The federal government put valuable information in the hands of homebuyers on January 1 when it introduced home loan ‘key facts sheet’ legislation. But two months on, the initiative has come under criticism from consumer groups, which have highlighted one major flaw in the regulation.
Canberra’s banking reform legislation now makes it compulsory for lending institutions to supply a home loan facts sheet to prospective borrowers. However, consumers need to ask for one – and it’s this catch that is proving difficult, according to a new study by Choice.
Choice ‘shadow shopped’ 18 banks and credit union branches in a variety of locations in Sydney during January and February, posing as a first-home buyer seeking to borrow a $300,000 mortgage. The mystery shoppers were instructed to ask for comparative fee and interest information they could take away and purposely did not use the phrase ‘key facts sheet’ during their visit.
Results were “unpleasantly surprising” with just one, of the 18 branches visited, providing the customer with a facts sheet. The majority of bank staff had “little or no idea that key facts sheets for home loans even exist”.
Matt Levey, head of campaigns at Choice said: “We don’t think consumers should have to come up with three magic words – key facts sheet – to get access to clear information to help them find the best mortgage on offer”.
“It seems the last thing the big banks want to do is help consumers compare products,” said Levey.
A spokesperson from the Australian Securities and Investments Commission responded: “[ASIC] is monitoring compliance with the new reforms by looking at individual complaints and industry-wide conduct”.
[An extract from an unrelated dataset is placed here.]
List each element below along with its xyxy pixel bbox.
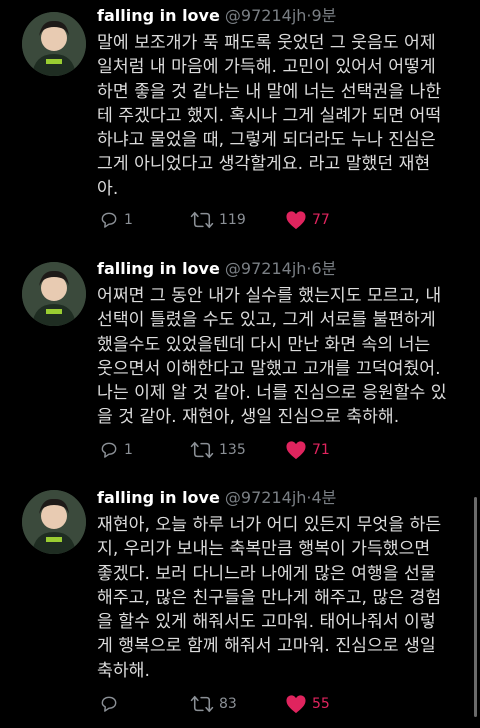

Important information is highlighted within the facts sheets, including headline and comparison interest rate, fees and charges, the total financial cost over the life of the loan and information about the impact of rate changes.
Damian Smith, chief executive of RateCity, said the facts sheets should make it easier for borrowers to compare apples with apples before they apply for a home loan.
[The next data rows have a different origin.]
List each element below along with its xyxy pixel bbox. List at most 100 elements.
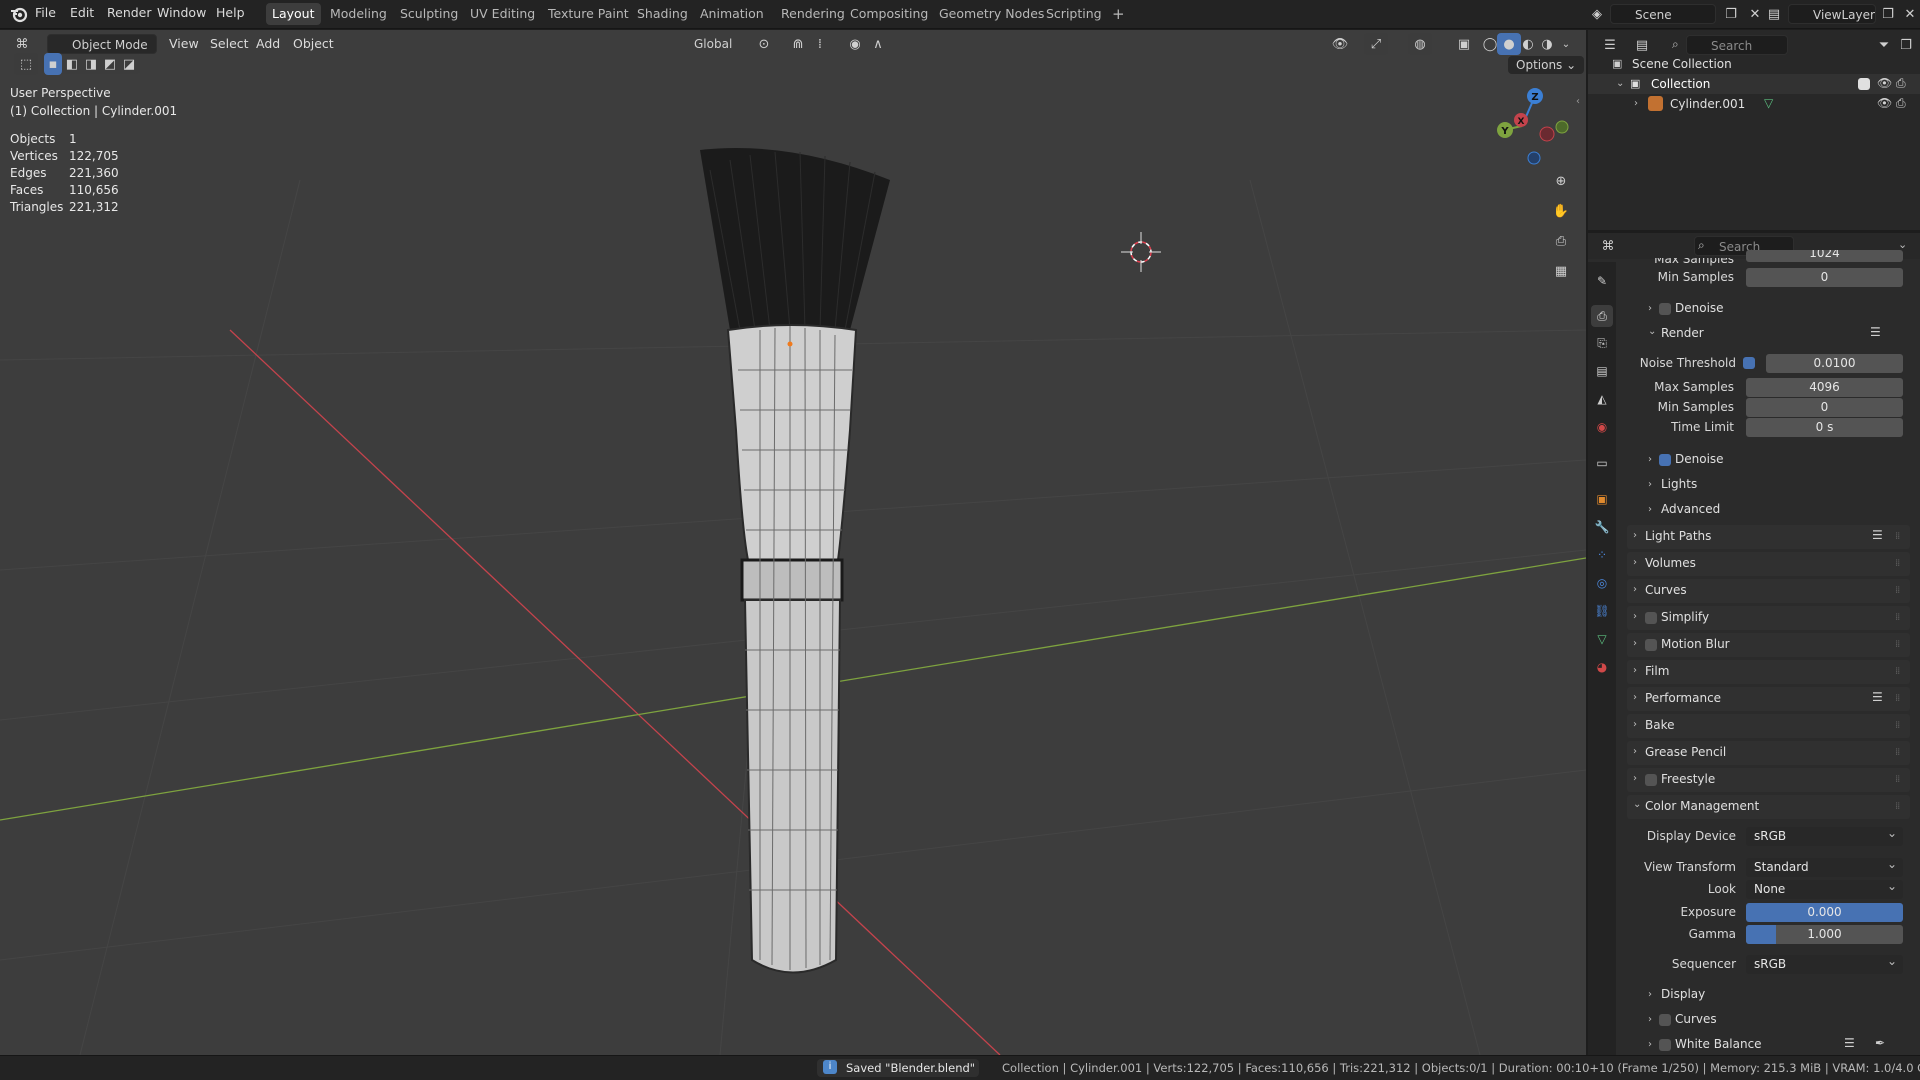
select-invert-icon[interactable]: ◩ — [101, 53, 119, 75]
gizmo-toggle-icon[interactable]: ⤢ — [1364, 33, 1388, 55]
zoom-icon[interactable]: ⊕ — [1549, 170, 1573, 192]
brush-model[interactable] — [700, 148, 890, 974]
snap-icon[interactable]: ⋒ — [786, 33, 810, 55]
panel-curves[interactable]: › Curves ⁞⁞ — [1627, 579, 1910, 603]
tab-texture-paint[interactable]: Texture Paint — [542, 3, 635, 25]
eye-icon[interactable]: 👁 — [1877, 96, 1892, 110]
max-samples-field[interactable]: 4096 — [1746, 378, 1903, 397]
tab-shading[interactable]: Shading — [631, 3, 694, 25]
expand-chevron-icon[interactable]: › — [1648, 303, 1652, 314]
eyedropper-icon[interactable]: ✒ — [1875, 1036, 1885, 1050]
time-limit-field[interactable]: 0 s — [1746, 418, 1903, 437]
display-mode-icon[interactable]: ▤ — [1630, 34, 1654, 56]
scene-tab-icon[interactable]: ◭ — [1591, 388, 1613, 410]
render-camera-icon[interactable]: ⎙ — [1896, 96, 1906, 111]
curves-checkbox[interactable] — [1659, 1014, 1671, 1026]
expand-chevron-icon[interactable]: › — [1648, 504, 1652, 515]
drag-handle-icon[interactable]: ⁞⁞ — [1895, 693, 1900, 704]
presets-icon[interactable]: ☰ — [1870, 325, 1881, 339]
new-collection-icon[interactable]: ❐ — [1894, 34, 1918, 56]
new-scene-icon[interactable]: ❐ — [1719, 3, 1743, 25]
select-intersect-icon[interactable]: ◪ — [120, 53, 138, 75]
mesh-data-icon[interactable]: ▽ — [1764, 96, 1773, 110]
display-device-dropdown[interactable]: sRGB — [1746, 824, 1903, 846]
tab-scripting[interactable]: Scripting — [1040, 3, 1108, 25]
expand-chevron-icon[interactable]: ⌄ — [1648, 326, 1656, 337]
drag-handle-icon[interactable]: ⁞⁞ — [1895, 639, 1900, 650]
remove-view-layer-icon[interactable]: ✕ — [1898, 3, 1920, 25]
shading-options-icon[interactable]: ⌄ — [1554, 33, 1578, 55]
gamma-slider[interactable]: 1.000 — [1746, 925, 1903, 944]
scene-name-field[interactable]: Scene — [1610, 4, 1716, 24]
panel-color-management[interactable]: ⌄ Color Management ⁞⁞ — [1627, 795, 1910, 819]
menu-add[interactable]: Add — [256, 36, 280, 51]
drag-handle-icon[interactable]: ⁞⁞ — [1895, 801, 1900, 812]
properties-editor-type-icon[interactable]: ⌘ — [1596, 235, 1620, 257]
select-tool-icon[interactable]: ⬚ — [14, 53, 38, 75]
tab-sculpting[interactable]: Sculpting — [394, 3, 464, 25]
modifier-tab-icon[interactable]: 🔧 — [1591, 516, 1613, 538]
look-dropdown[interactable]: None — [1746, 877, 1903, 899]
render-subpanel-label[interactable]: Render — [1661, 326, 1704, 340]
tab-animation[interactable]: Animation — [694, 3, 770, 25]
select-new-icon[interactable]: ▪ — [44, 53, 62, 75]
pan-hand-icon[interactable]: ✋ — [1549, 200, 1573, 222]
panel-volumes[interactable]: › Volumes ⁞⁞ — [1627, 552, 1910, 576]
add-workspace-icon[interactable]: + — [1106, 3, 1131, 25]
outliner-row-object[interactable]: › Cylinder.001 ▽ 👁 ⎙ — [1588, 94, 1920, 114]
collection-tab-icon[interactable]: ▭ — [1591, 452, 1613, 474]
panel-bake[interactable]: › Bake ⁞⁞ — [1627, 714, 1910, 738]
denoise-checkbox[interactable] — [1659, 303, 1671, 315]
white-balance-checkbox[interactable] — [1659, 1039, 1671, 1051]
min-samples-field[interactable]: 0 — [1746, 268, 1903, 287]
presets-icon[interactable]: ☰ — [1872, 528, 1883, 542]
select-extend-icon[interactable]: ◧ — [63, 53, 81, 75]
proportional-edit-icon[interactable]: ◉ — [843, 33, 867, 55]
3d-cursor-icon[interactable] — [1121, 232, 1161, 272]
menu-object[interactable]: Object — [293, 36, 334, 51]
drag-handle-icon[interactable]: ⁞⁞ — [1895, 558, 1900, 569]
tab-geometry-nodes[interactable]: Geometry Nodes — [933, 3, 1050, 25]
expand-chevron-icon[interactable]: › — [1648, 1039, 1652, 1050]
camera-view-icon[interactable]: ⎙ — [1549, 230, 1573, 252]
panel-freestyle[interactable]: › Freestyle ⁞⁞ — [1627, 768, 1910, 792]
display-subpanel-label[interactable]: Display — [1661, 987, 1705, 1001]
presets-icon[interactable]: ☰ — [1872, 690, 1883, 704]
blender-logo-icon[interactable] — [9, 5, 29, 23]
samples-field[interactable]: 1024 — [1746, 250, 1903, 262]
menu-file[interactable]: File — [35, 5, 56, 20]
menu-select[interactable]: Select — [210, 36, 249, 51]
drag-handle-icon[interactable]: ⁞⁞ — [1895, 531, 1900, 542]
drag-handle-icon[interactable]: ⁞⁞ — [1895, 774, 1900, 785]
xray-toggle-icon[interactable]: ▣ — [1452, 33, 1476, 55]
physics-tab-icon[interactable]: ◎ — [1591, 572, 1613, 594]
menu-edit[interactable]: Edit — [70, 5, 94, 20]
tab-compositing[interactable]: Compositing — [844, 3, 934, 25]
drag-handle-icon[interactable]: ⁞⁞ — [1895, 720, 1900, 731]
panel-grease-pencil[interactable]: › Grease Pencil ⁞⁞ — [1627, 741, 1910, 765]
outliner-editor-type-icon[interactable]: ☰ — [1598, 34, 1622, 56]
object-tab-icon[interactable]: ▣ — [1591, 488, 1613, 510]
snap-target-icon[interactable]: ⁞ — [808, 33, 832, 55]
filter-icon[interactable]: ⏷ — [1872, 34, 1896, 56]
transform-orientation[interactable]: Global — [670, 34, 746, 54]
save-report[interactable]: i Saved "Blender.blend" — [817, 1059, 979, 1077]
outliner-row-scene-collection[interactable]: ▣ Scene Collection — [1588, 54, 1920, 74]
tab-rendering[interactable]: Rendering — [775, 3, 851, 25]
editor-type-icon[interactable]: ⌘ — [10, 33, 34, 55]
material-tab-icon[interactable]: ◕ — [1591, 656, 1613, 678]
select-subtract-icon[interactable]: ◨ — [82, 53, 100, 75]
output-tab-icon[interactable]: ⎘ — [1591, 332, 1613, 354]
scene-selector-icon[interactable]: ◈ — [1585, 3, 1609, 25]
visibility-icon[interactable]: 👁 — [1328, 33, 1352, 55]
new-view-layer-icon[interactable]: ❐ — [1876, 3, 1900, 25]
panel-motion-blur[interactable]: › Motion Blur ⁞⁞ — [1627, 633, 1910, 657]
tool-tab-icon[interactable]: ✎ — [1591, 270, 1613, 292]
noise-threshold-checkbox[interactable] — [1743, 357, 1755, 369]
motion-blur-checkbox[interactable] — [1645, 639, 1657, 651]
constraints-tab-icon[interactable]: ⛓ — [1591, 600, 1613, 622]
denoise-checkbox[interactable] — [1659, 454, 1671, 466]
outliner-search-input[interactable]: Search — [1686, 35, 1788, 55]
lights-subpanel-label[interactable]: Lights — [1661, 477, 1697, 491]
min-samples-field[interactable]: 0 — [1746, 398, 1903, 417]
“This initiative helps first-time borrowers in particular to compare loans side by side, and give them just a little more bargaining power – which is a good thing,” he said.
“Anything that simplifies the lending process and encourages greater transparency in the home loans market is a good thing for competition.”
Borrowers should always refer to the product disclosure statement before taking up any financial product and RateCity recommends using the ‘comparison rate’, which includes ongoing fees and charges, rather than the headline rate when comparing home loans.